Weekly Market Summary

Summary: Equities fell 20% from their September high into Christmas Eve. Since then, they have rallied almost 8%. While this is encouraging, there were two similar rallies, at the start of November and December, that both fizzled out. What is different this time?

For one, there have been two massive accumulation days in the past week. Second, outflows from risk-seeking equity and credit funds and into safe assets has become the most extreme, by far, in the past 10 years. Third, the volatility index spike on Christmas Eve matches those near the lows in SPX following every major sell off since 2010. Fourth, the valuation de-rating is now the largest outside of a recession since 1994.
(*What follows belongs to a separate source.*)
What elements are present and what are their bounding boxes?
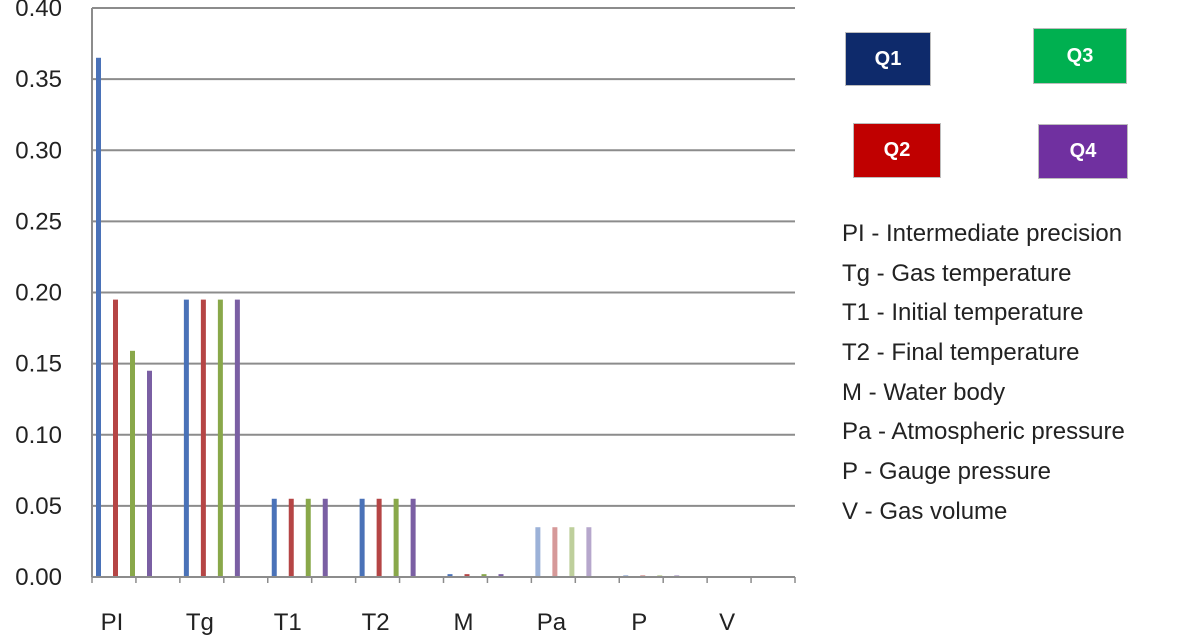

Nonetheless, when SPX drops 15-20% or more, it has a strong tendency to retest those lows in the weeks/months ahead.

2018 ended with a thump. NDX lost 1%, SPX lost 6%, small caps lost 12% and financials (the consensus favorite a year ago) lost 15%. Treasury bonds also dropped for the year, as did commodities. The only winner in 2018 was volatility (table from alphatrends.net). Enlarge any chart by clicking on it.



From their ATH on September 20, SPX and the Russell 3000 (which represents 98% of US market cap) declined 20% into the low on Christmas Eve.

For the first time in 50 years, no major asset class registered a gain of even 5%. 2018 was the year nothing worked (from NDR).